Ini Alasan MA Kini Setujui Kenaikan Iuran BPJS Kesehatan

Andi Saputra - detikNews
Senin, 10 Agu 2020 17:42 WIB
Juru Bicara Mahkamah Agung (MA) Andi Samsan Nganro memberikan keterangan pers terkait putusan PK Baiq Nuril. Apa saja yang dibahas?
Juru bicara MA hakim agung Andi Samsan Nganro (Agung Pambudhy/detikcom)
Jakarta -

Gugatan Komunitas Pasien Cuci Darah Indonesia (KPCDI) soal kenaikan iuran BPJS Kesehatan ditolak Mahkamah Agung (MA). Alhasil, Perpres Nomor 64 Tahun 2020 yang menaikkan iuran BPJS Kesehatan dikuatkan oleh MA.

Perkara itu bernomor 39 P/HUM/2020. Duduk sebagai ketua majelis Supandi dengan anggota Is Sudaryono dan Yodi Martono Wahyunadi.
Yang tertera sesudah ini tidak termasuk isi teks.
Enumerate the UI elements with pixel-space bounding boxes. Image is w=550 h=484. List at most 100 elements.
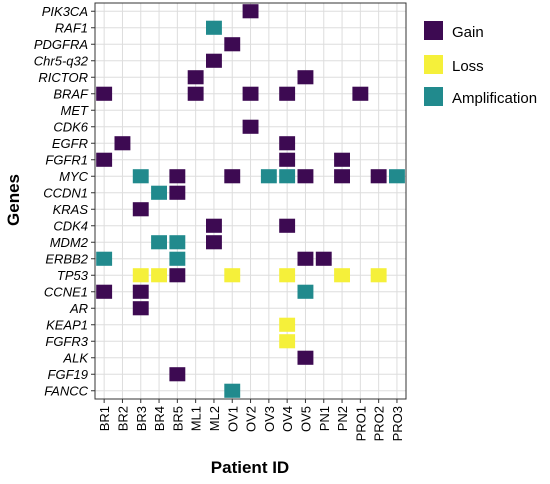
heatmap-cell-loss [370,268,387,283]
y-tick-labels: PIK3CARAF1PDGFRAChr5-q32RICTORBRAFMETCDK… [34,4,95,398]
heatmap-cell-gain [187,70,204,85]
heatmap-cell-amplification [206,20,222,35]
heatmap-cell-gain [279,86,296,101]
legend-label-loss: Loss [452,58,484,75]
y-tick-label: CDK6 [53,119,88,134]
y-tick-label: FGF19 [48,367,88,382]
heatmap-cell-loss [151,268,167,283]
heatmap-cell-gain [96,152,113,167]
y-tick-label: FANCC [44,383,88,398]
y-tick-label: TP53 [57,268,89,283]
heatmap-cell-gain [114,136,131,151]
heatmap-cell-gain [169,367,186,382]
heatmap-cell-gain [224,169,241,184]
x-tick-label: BR3 [134,406,149,431]
heatmap-cell-amplification [151,235,167,250]
heatmap-cell-gain [187,86,204,101]
x-tick-label: PRO2 [372,406,387,441]
heatmap-cell-gain [297,350,314,365]
y-tick-label: ALK [62,350,89,365]
y-tick-label: CCNE1 [44,284,88,299]
heatmap-cell-gain [352,86,369,101]
legend-label-gain: Gain [452,24,484,41]
heatmap-cell-gain [297,251,314,266]
y-tick-label: PIK3CA [42,4,88,19]
x-axis-title: Patient ID [211,458,289,477]
data-cells [96,4,405,398]
x-tick-label: PN1 [317,406,332,431]
y-tick-label: KEAP1 [46,317,88,332]
x-tick-label: OV4 [280,406,295,432]
y-tick-label: EGFR [52,136,88,151]
y-tick-label: ERBB2 [45,251,88,266]
x-tick-label: OV3 [262,406,277,432]
heatmap-cell-gain [370,169,387,184]
y-axis-title: Genes [4,174,23,226]
y-tick-label: MYC [59,169,89,184]
heatmap-cell-amplification [132,169,149,184]
y-tick-label: FGFR3 [45,334,88,349]
x-tick-label: BR4 [152,406,167,431]
x-tick-label: PN2 [335,406,350,431]
y-tick-label: Chr5-q32 [34,53,89,68]
heatmap-cell-gain [206,218,222,233]
x-tick-label: OV1 [225,406,240,432]
y-tick-label: RICTOR [38,70,88,85]
x-tick-label: PRO1 [353,406,368,441]
x-tick-label: OV2 [244,406,259,432]
y-tick-label: KRAS [53,202,89,217]
heatmap-cell-gain [224,37,241,52]
grid-lines [95,3,407,399]
heatmap-cell-gain [132,202,149,217]
heatmap-cell-amplification [260,169,277,184]
x-tick-label: PRO3 [390,406,405,441]
y-tick-label: RAF1 [55,20,88,35]
legend-swatch-gain [424,21,443,40]
heatmap-cell-amplification [151,185,167,200]
heatmap-cell-gain [132,284,149,299]
heatmap-cell-amplification [224,383,241,398]
x-tick-labels: BR1 BR2 BR3 BR4 BR5 ML1 ML2 OV1 OV2 OV3 OV4 OV5 PN1 P… [97,399,405,441]
heatmap-cell-amplification [169,251,186,266]
heatmap-cell-gain [242,86,259,101]
legend-swatch-amplification [424,87,443,106]
legend: Gain Loss Amplification [424,21,537,107]
heatmap-cell-gain [334,169,350,184]
heatmap-cell-loss [279,268,296,283]
heatmap-cell-loss [279,317,296,332]
heatmap-cell-gain [169,169,186,184]
y-tick-label: FGFR1 [45,152,88,167]
heatmap-cell-gain [297,70,314,85]
heatmap-cell-gain [242,4,259,19]
heatmap-cell-gain [206,235,222,250]
heatmap-cell-gain [169,268,186,283]
heatmap-cell-gain [96,284,113,299]
y-tick-label: MDM2 [50,235,89,250]
heatmap-cell-amplification [169,235,186,250]
x-tick-label: ML2 [207,406,222,431]
x-tick-label: BR2 [115,406,130,431]
legend-swatch-loss [424,55,443,74]
heatmap-cell-amplification [96,251,113,266]
y-tick-label: BRAF [53,86,89,101]
heatmap-cell-amplification [297,284,314,299]
heatmap-cell-amplification [279,169,296,184]
heatmap-cell-gain [279,218,296,233]
y-tick-label: CDK4 [53,218,88,233]
heatmap-cell-loss [279,334,296,349]
x-tick-label: BR1 [97,406,112,431]
heatmap-cell-gain [315,251,332,266]
legend-label-amplification: Amplification [452,90,537,107]
heatmap-cell-gain [297,169,314,184]
heatmap-cell-gain [169,185,186,200]
heatmap-cell-loss [334,268,350,283]
x-tick-label: OV5 [298,406,313,432]
heatmap-cell-gain [334,152,350,167]
y-tick-label: CCDN1 [43,185,88,200]
x-tick-label: ML1 [189,406,204,431]
heatmap-cell-gain [279,136,296,151]
heatmap-cell-loss [224,268,241,283]
heatmap-cell-gain [206,53,222,68]
y-tick-label: MET [61,103,90,118]
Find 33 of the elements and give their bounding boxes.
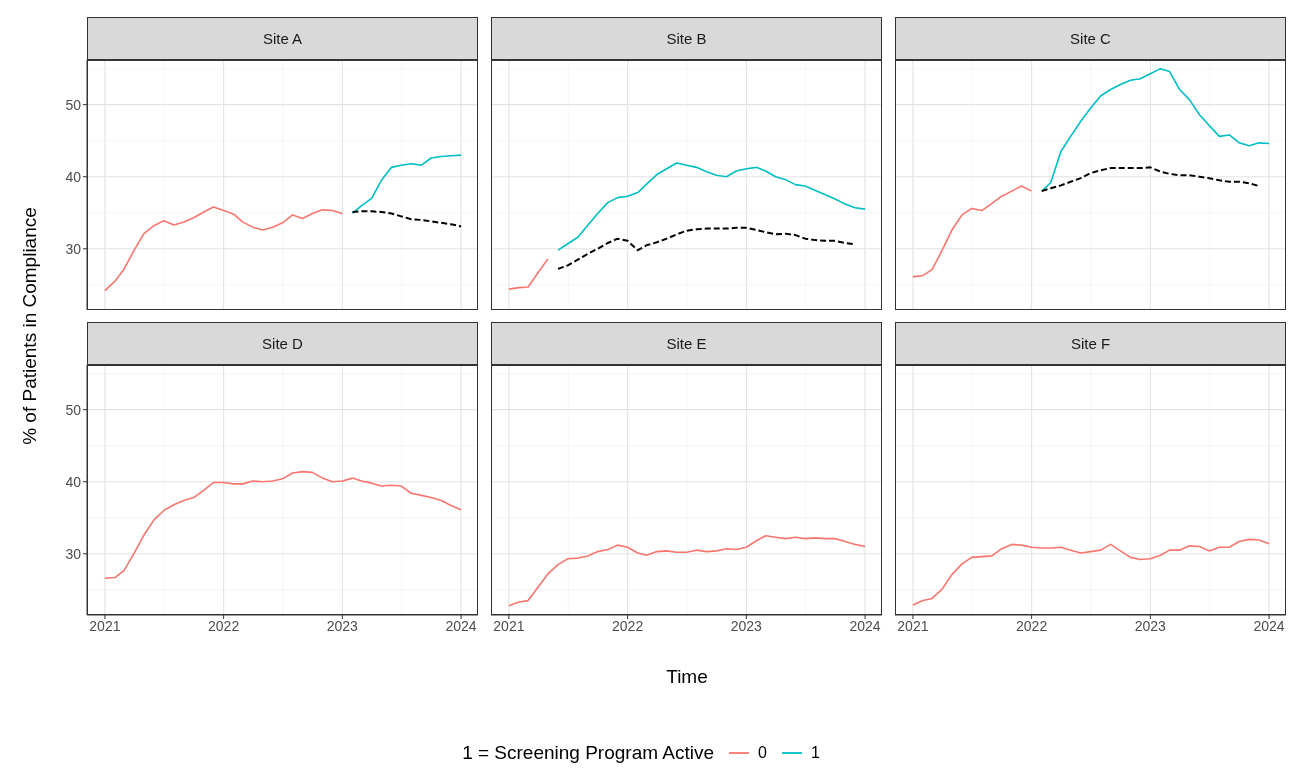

Berikut alasan MA menguatkan kenaikan iuran BPJS Kesehatan sebagaimana disampaikan oleh juru bicara MA hakim agung Andi Samsan Nganro yang diterima detikcom, Senin (10/8/2020):

Pada pokoknya, kenaikan iuran yang diatur dalam pasal 34 Perpres Nomor 64/2020 yang dimohonkan pengujian a quo, pada prinsipnya hanya menaikkan iuran bagi peserta pekerja bukan penerima upah (PBPU) dan bukan pekerja (PB) klas I, II dan III. Sedangkan terhadap peserta lainnya tidak tunduk pada pasal 34 Perpres 64/2020 terhadap peserta PBPU dan PB klas III untuk tahun 2020.

Pada dasarnya iuran yang dibayar peserta tidak mengalami kenaikan karena selisih sebesar Rp 16.500 dibayarkan Pemerintah Pusat, dan untuk tahun 2021 dan seterusnya peserta hanya membayar kenaikan sebesar Rp 10.000 per bulan.

Dan bila masih keberatan peserta klas III dapat beralih menjadi peserta penerima bantuan iuran jaminan kesehatan (PBI) dan tetap mendapatkan layanan yang sama dengan PBPU dan BP klas III.

Iuran Peserta PBPU dan BP Klas III yang disubsidi oleh Pemerintah Pusat dan Pemerintah Daerah, dan nilai penyesuaian peserta PBPU dan BP kelas II dan I yang sangat terjangkau, menunjukkan upaya pemerintah menyediakan jaminan pelayanan kesehatan masyarakat secara seimbang bagi masyarakat selaku penerima manfaat.

Berikut daftar kenaikan iuran BPJS Kesehatan terbaru berdasarkan Perpres 64 Tahun 2020:

1. Iuran Kelas I yaitu sebesar Rp 150 ribu per orang per bulan dibayar oleh Peserta PBPU dan Peserta BP atau pihak lain atas nama Peserta. Naik sejak 1 Juli 2020.
2. Iuran Kelas II yaitu sebesar Rp 100 ribu per orang per bulan dibayar oleh Peserta PBPU dan Peserta BP atau pihak lain atas nama Peserta. Naik sejak 1 Juli 2020.
3. Iuran Kelas III Tahun 2020 sebesar Rp 25.500. Pada tahun 2021 dan tahun berikutnya naik menjadi Rp 35 ribu.

Sebagaimana diketahui, pada Februari 2020 MA mengabulkan gugatan dan membatalkan kenaikan iuran BPJS Kesehatan berdasarkan Perpres Nomor 75 Tahun 2019. Lalu Presiden Joko Widodo (Jokowi) mengeluarkan Perpres Nomor 64 Tahun 2020, yang memuat kenaikan iuran baru.

Perpres ini digugat ke MA lagi. Berbeda dengan Februari 2020, kini MA menolak gugatan tersebut.